No caso do Alabama, do Tennessee e do Mississippi, pessoas condenadas por homicídio ou violação nunca mais podem votar novamente. Muitos outros estados apenas deixam os prisioneiros votar depois de saírem da prisão e outros, como no Texas, têm um sistema que só garante o direito depois do fim da liberdade condicional.
Todas estas variações tornam difícil para os ex-prisioneiros saber se podem ou não votar. Devido às elevadas molduras penais dos crimes de voto ilegal, muitos acabam por decidir não arriscar por medo.
De acordo com o The Sentencing Project, cerca de 5.2 milhões de pessoas nos Estados Unidos não podem votar por terem sido condenadas anteriormente. Sarah K.S. Shannon, professora assistente de Sociologia na Universidade da Geórgia, afirma que estes números acabam também por impactar mais o poder de voto das minorias.
“Em termos de igualdade, obviamente, leis para destituir prisioneiros de direitos têm impactos raciais desproporcionais. Ainda por cima, como estas leis podem variar tanto de estado para estado, os efeitos também variam por localização e afectam o eleitorado de alguns estados mais do que de outros”, pode ler-se no The New York Times.

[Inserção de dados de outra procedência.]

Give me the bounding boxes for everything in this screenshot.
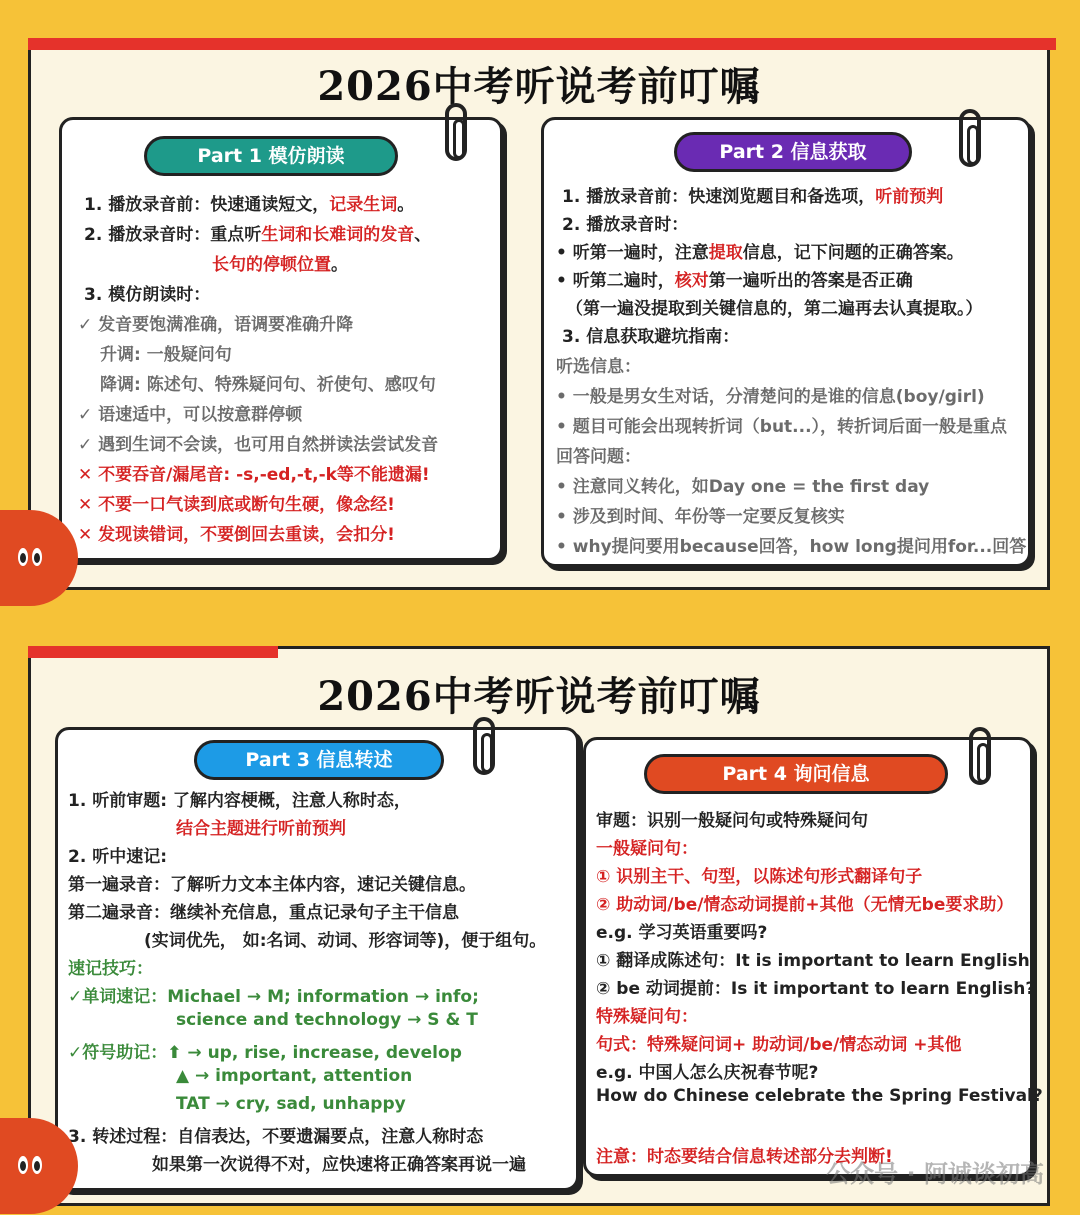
part1-line-4: 3. 模仿朗读时： [84, 285, 211, 305]
part2-line-2: 2. 播放录音时： [562, 215, 689, 235]
part4-line-8: 特殊疑问句： [596, 1007, 698, 1027]
part3-line-5: 第二遍录音：继续补充信息，重点记录句子主干信息 [68, 903, 459, 923]
part1-cross-3: ✕ 发现读错词，不要倒回去重读，会扣分! [78, 525, 395, 545]
eye-icon [18, 548, 28, 566]
part1-rise: 升调: 一般疑问句 [100, 345, 232, 365]
part2-line-8: • 一般是男女生对话，分清楚问的是谁的信息(boy/girl) [556, 387, 985, 407]
paperclip-icon [959, 109, 981, 167]
part3-line-6: (实词优先， 如:名词、动词、形容词等)，便于组句。 [144, 931, 547, 951]
part3-line-2: 结合主题进行听前预判 [176, 819, 346, 839]
part2-line-13: • why提问要用because回答，how long提问用for...回答 [556, 537, 1027, 557]
part4-line-10: e.g. 中国人怎么庆祝春节呢? [596, 1063, 819, 1083]
part3-line-9: science and technology → S & T [176, 1010, 478, 1030]
part4-line-2: 一般疑问句： [596, 839, 698, 859]
part3-line-14: 如果第一次说得不对，应快速将正确答案再说一遍 [152, 1155, 526, 1175]
part3-line-3: 2. 听中速记: [68, 847, 168, 867]
part1-card [59, 117, 503, 561]
part2-line-12: • 涉及到时间、年份等一定要反复核实 [556, 507, 845, 527]
part3-line-12: TAT → cry, sad, unhappy [176, 1094, 406, 1114]
eye-icon [32, 548, 42, 566]
page-title: 2026中考听说考前叮嘱 [317, 673, 761, 720]
part4-line-12: 注意：时态要结合信息转述部分去判断! [596, 1147, 893, 1167]
red-tab [28, 38, 1056, 50]
part4-line-11: How do Chinese celebrate the Spring Festival? [596, 1086, 1043, 1106]
part3-line-13: 3. 转述过程：自信表达，不要遗漏要点，注意人称时态 [68, 1127, 484, 1147]
part4-line-4: ② 助动词/be/情态动词提前+其他（无情无be要求助） [596, 895, 1014, 915]
part2-pill: Part 2 信息获取 [674, 132, 912, 172]
paperclip-icon [473, 717, 495, 775]
eye-icon [18, 1156, 28, 1174]
part4-line-6: ① 翻译成陈述句：It is important to learn English. [596, 951, 1037, 971]
page-title: 2026中考听说考前叮嘱 [317, 63, 761, 110]
part1-line-2: 2. 播放录音时：重点听生词和长难词的发音、 [84, 225, 432, 245]
part2-line-3: • 听第一遍时，注意提取信息，记下问题的正确答案。 [556, 243, 964, 263]
part3-line-7: 速记技巧： [68, 959, 153, 979]
part2-line-5: （第一遍没提取到关键信息的，第二遍再去认真提取。） [566, 299, 983, 319]
part1-line-3: 长句的停顿位置。 [212, 255, 348, 275]
part4-pill: Part 4 询问信息 [644, 754, 948, 794]
part4-card [583, 737, 1043, 1177]
part1-fall: 降调: 陈述句、特殊疑问句、祈使句、感叹句 [100, 375, 436, 395]
top-sheet [28, 38, 1050, 590]
part4-line-9: 句式：特殊疑问词+ 助动词/be/情态动词 +其他 [596, 1035, 962, 1055]
red-tab [28, 646, 278, 658]
part2-line-10: 回答问题： [556, 447, 641, 467]
part1-line-1: 1. 播放录音前：快速通读短文，记录生词。 [84, 195, 415, 215]
part4-line-1: 审题：识别一般疑问句或特殊疑问句 [596, 811, 868, 831]
part4-line-3: ① 识别主干、句型，以陈述句形式翻译句子 [596, 867, 923, 887]
watermark: 公众号 · 阿诚谈初高 [826, 1160, 1044, 1188]
eye-icon [32, 1156, 42, 1174]
part2-line-7: 听选信息： [556, 357, 641, 377]
part4-line-7: ② be 动词提前：Is it important to learn English? [596, 979, 1036, 999]
part3-line-10: ✓符号助记：⬆ → up, rise, increase, develop [68, 1043, 462, 1063]
bottom-sheet [28, 646, 1050, 1206]
part2-line-4: • 听第二遍时，核对第一遍听出的答案是否正确 [556, 271, 913, 291]
part3-line-4: 第一遍录音：了解听力文本主体内容，速记关键信息。 [68, 875, 476, 895]
paperclip-icon [969, 727, 991, 785]
part3-pill: Part 3 信息转述 [194, 740, 444, 780]
part1-check-3: ✓ 遇到生词不会读，也可用自然拼读法尝试发音 [78, 435, 439, 455]
part3-line-11: ▲ → important, attention [176, 1066, 413, 1086]
part2-line-1: 1. 播放录音前：快速浏览题目和备选项，听前预判 [562, 187, 944, 207]
part1-cross-1: ✕ 不要吞音/漏尾音: -s,-ed,-t,-k等不能遗漏! [78, 465, 430, 485]
part2-line-9: • 题目可能会出现转折词（but...），转折词后面一般是重点 [556, 417, 1008, 437]
part1-check-2: ✓ 语速适中，可以按意群停顿 [78, 405, 303, 425]
part4-line-5: e.g. 学习英语重要吗? [596, 923, 768, 943]
part3-line-1: 1. 听前审题: 了解内容梗概，注意人称时态， [68, 791, 411, 811]
paperclip-icon [445, 103, 467, 161]
part3-card [55, 727, 579, 1191]
part3-line-8: ✓单词速记：Michael → M; information → info; [68, 987, 479, 1007]
part1-pill: Part 1 模仿朗读 [144, 136, 398, 176]
part2-card [541, 117, 1031, 567]
part2-line-6: 3. 信息获取避坑指南： [562, 327, 740, 347]
part1-check-1: ✓ 发音要饱满准确，语调要准确升降 [78, 315, 354, 335]
part1-cross-2: ✕ 不要一口气读到底或断句生硬，像念经! [78, 495, 395, 515]
part2-line-11: • 注意同义转化，如Day one = the first day [556, 477, 930, 497]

Este é mais um capítulo na luta pela reforma criminal e eleitoral nos Estados Unidos, que têm ficado mais acesa depois das acusações de fraude eleitoral de Donald Trump. Apesar do ex-presidente ter perdido os processos em tribunal em que alegou ter provas de fraude, muitos republicanos leais a Trump têm introduzido leis mais restritivas ao voto em vários estados.